# Steel I-Beam vs Wood Post



## utex01 (Oct 19, 2011)

Hey everyone,

I'm building a short length of retaining wall and at its highest point its about 3 ft. Its a very shallow area and I don't have much depth to work with so I wanted to use steel i beam posts to make the wall as narrow as possible. I was thinking of using 3 inch i beam to hold back the 3 ft of earth behind it with wood 2x8 in between. I've seen 4x4 posts used and 4x6 posts used in the same application but not such a small i beam. I plan to set it 3ft in the earth.

Does anyone see any problem with any of the above? I realize this is a landscaping question but I'm really asking about the strength of the steel i beam in this calculation.

Thanks


----------



## Ron6519 (Mar 28, 2007)

Are you putting drainage behind the wall? Generally you would dig out behind the wall about 12-18" and install landscape fabric against the soil. Then put a drainage pipe at the base of the wall to carry the water away to a lower area. The pipe would have a sock over it to keep dirt out.
The dug out area would be filled with gravel about 12" from the top. The landscape cloth would be folded over the top and the remaining space filled with soil.
I'd concrete in the steel.


----------



## ddawg16 (Aug 15, 2011)

Steel will rust....wood will rot.....and as Ron said, you need to provide drainage.

Personally....I would do rock/concrete....or at a min, concrete in the steel as Ron suggested.


----------



## utex01 (Oct 19, 2011)

Sorry guys - I left that part out. I will be setting the posts in 8 in diameter holes 3 ft deep full of concrete. I will be able to put 6-10 in of drainage behind. This is right on the property line so I don't have much room to work with.


----------



## stadry (Jun 20, 2009)

you're fine :laughing:


----------



## Daniel Holzman (Mar 10, 2009)

You are building a miniature version of a wall type called soldier pile and lagging. The soldier piles are the vertical steel I beams, the lagging is horizontal wood "slats" that are inserted into the top of the I beams and essentially hammered downward into position. This technique is commonly used on very large projects, I have never seen it used for small walls like yours, but it should work fine. In commercial projects, the steel I beams are used like piles, hammered into the ground, I have never seen them set in concrete, too expensive and time consuming. You can probably do the same, just hammer the steel into the ground with a 12 lb sledge until they are embedded about the same or greater than the exposure (i.e. if they are going to stick up 3 feet above grade, hammer them in at least 3 feet below grade).

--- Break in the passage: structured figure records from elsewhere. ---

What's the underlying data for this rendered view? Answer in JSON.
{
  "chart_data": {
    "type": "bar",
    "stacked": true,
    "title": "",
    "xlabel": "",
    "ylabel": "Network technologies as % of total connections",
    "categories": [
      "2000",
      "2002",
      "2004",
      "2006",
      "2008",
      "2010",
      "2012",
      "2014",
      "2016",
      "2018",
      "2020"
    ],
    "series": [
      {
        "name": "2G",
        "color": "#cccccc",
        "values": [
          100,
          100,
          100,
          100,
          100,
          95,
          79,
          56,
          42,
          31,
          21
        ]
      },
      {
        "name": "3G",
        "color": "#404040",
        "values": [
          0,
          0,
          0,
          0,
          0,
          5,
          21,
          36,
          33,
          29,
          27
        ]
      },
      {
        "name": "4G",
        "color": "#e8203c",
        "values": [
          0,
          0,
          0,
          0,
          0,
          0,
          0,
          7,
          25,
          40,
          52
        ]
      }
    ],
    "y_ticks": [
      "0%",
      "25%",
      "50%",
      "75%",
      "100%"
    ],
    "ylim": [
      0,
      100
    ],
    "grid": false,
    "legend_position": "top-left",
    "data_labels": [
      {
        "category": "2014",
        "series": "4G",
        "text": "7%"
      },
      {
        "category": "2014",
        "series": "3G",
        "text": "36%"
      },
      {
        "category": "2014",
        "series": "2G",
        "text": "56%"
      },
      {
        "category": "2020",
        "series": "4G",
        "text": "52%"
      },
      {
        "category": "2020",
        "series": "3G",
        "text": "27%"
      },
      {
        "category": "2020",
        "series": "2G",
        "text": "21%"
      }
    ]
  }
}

Install all the I beams, then cut the wood to length and install the wood lagging. Should be a good system. Only thing to be careful about is the spacing of the I beams, you are going to need to use thin wood boards if you want to insert them in the flange of the I beam, so you will need close spacing of the steel. Alternatively, you could simply put the lagging on the uphill side of the I beams and install a few sheet metal screws to hold the lagging in place until you can place the backfill. Then you can use 2x pressure treated boards. Once the backfill is installed, those boards are not going anywhere until they rot in 20 years or so. The steel will be there for at least a hundred years.


----------



## stadry (Jun 20, 2009)

or a highway noise barrier :thumbsup:


----------



## utex01 (Oct 19, 2011)

Thanks Daniel,

You mentioned to be careful regarding the spacing of the steel - do you think every 23 in or so is sufficient? I was going to space them double that distance, but I have an extra steel beam so I figured I might as well use it.

Thanks


----------



## Alynnc7 (Apr 24, 2021)

I have been looking everywhere for I beams. Where did you get yours? How’s your wall holding up?


----------